# Dataset Card for FAMA Downstream Evaluation Datasets

This repository contains three benchmark datasets used in the evaluation of the **FAMA (Foundational Astronomical Masked Autoencoder)** model across heterogeneous astronomical tasks. These include two galaxy morphology classification datasets and one photometric redshift regression dataset.

## 1. `galaxy-desi`: Galaxy Morphology Classification (In-Distribution)

### Description
The `galaxy-desi` dataset is a curated collection of galaxy images extracted from the **DESI Legacy Imaging Surveys Data Release 9 (DR9)**. It serves as the primary in-distribution benchmark for fine-grained galaxy morphology classification.

Each image is a 3-band (g, r, z) cutout of size 256×256 pixels with a pixel scale of 0.262 arcseconds per pixel, centered on the galaxy’s celestial coordinates. Labels are derived from **Galaxy Zoo 2** crowdsourced classifications, filtered using confidence thresholds and quality protocols.

### Task Type
Image classification into **8 morphological classes**.

### Total Samples
70,132 labeled galaxy images.

### Class Distribution
- Round elliptical: 12,321 samples  
- In-between elliptical: 12,193 samples  
- Cigar-shaped elliptical: 12,130 samples  
- Edge-on: 6,282 samples  
- Barred spirals: 4,090 samples  
- Unbarred spirals: 12,060 samples  
- Irregular (without merger): 6,738 samples  
- Merger: 4,318 samples  

The dataset is slightly imbalanced, with elliptical and spiral types being more prevalent than mergers or barred spirals.

---

## 2. `galaxy-sdss`: Galaxy Morphology Classification (Out-of-Distribution)

### Description
The `galaxy-sdss` dataset comprises galaxy images from the **Sloan Digital Sky Survey (SDSS)** and is used as an **out-of-distribution (OOD)** testbed to evaluate model generalization across different survey instruments and data distributions.

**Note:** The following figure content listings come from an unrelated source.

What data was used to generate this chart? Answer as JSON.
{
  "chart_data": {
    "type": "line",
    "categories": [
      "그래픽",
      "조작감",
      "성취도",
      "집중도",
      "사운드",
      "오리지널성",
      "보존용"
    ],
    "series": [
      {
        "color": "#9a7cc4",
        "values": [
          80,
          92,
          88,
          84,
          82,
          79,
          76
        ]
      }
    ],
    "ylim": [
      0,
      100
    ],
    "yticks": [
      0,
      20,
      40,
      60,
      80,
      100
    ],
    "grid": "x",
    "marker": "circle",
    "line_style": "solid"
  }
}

Images are labeled into five simplified morphological categories based on Galaxy Zoo–derived thresholds. The dataset follows the protocol of [Cheng et al., 2020] and uses the same train/test split as the original study.

### Task Type
Image classification into **5 coarse morphological classes**.

### Total Samples
28,793 images (23,037 training + 5,754 test).

### Class Distribution (Training Set)
- Completely round smooth: 6,749 samples  
- In-between smooth: 6,456 samples  
- Cigar-shaped smooth: 464 samples  
- Spiral: 6,245 samples  
- Edge-on: 3,123 samples  

### Class Distribution (Test Set)
- Completely round smooth: 1,687 samples  
- In-between smooth: 1,612 samples  
- Cigar-shaped smooth: 115 samples  
- Spiral: 1,560 samples  
- Edge-on: 780 samples  

Note the extreme rarity of cigar-shaped galaxies in this dataset, especially in the test set.

---

## 3. `photo-z-sdss`: Photometric Redshift Estimation

### Description
This dataset is constructed from the **SDSS Data Release 12 Main Galaxy Sample** via the CasJobs interface. It is designed for **photometric redshift regression**, a critical task in cosmology.

For each galaxy, multi-band (u, g, r, i, z) cutouts of size 300×300 pixels (0.396 arcsec/pixel) are retrieved from the SDSS Science Archive Server using `astroquery`. Only galaxies with reliable spectroscopic redshifts (`ZWARNING = 0`), r-band dereddened Petrosian magnitude < 17.77, and redshift in the range 0.01 < z < 0.3 are included.

### Task Type
Regression (predicting continuous redshift value from multi-band images).

### Total Samples
50,896 galaxies.

### Split
- Training set: 10,100 samples  
- Test set: 40,796 samples  

The split is performed using **redshift-stratified sampling** to ensure consistent redshift distributions between training and test sets.

## 4. `lens-detection`: Gravitational Lens Detection (Object Detection)

### Description
This dataset is designed for **strong gravitational lens detection** in wide-field survey images. It likely consists of image cutouts from surveys such as DESI, LSST, or the Kilo-Degree Survey (KiDS), annotated with bounding boxes around candidate lens systems (e.g., Einstein rings, arcs).

The dataset supports the **object detection** downstream task evaluated in the FAMA paper, where the model demonstrated significant gains over supervised baselines.

### Task Type
Object detection (localization + binary classification: lens vs. non-lens).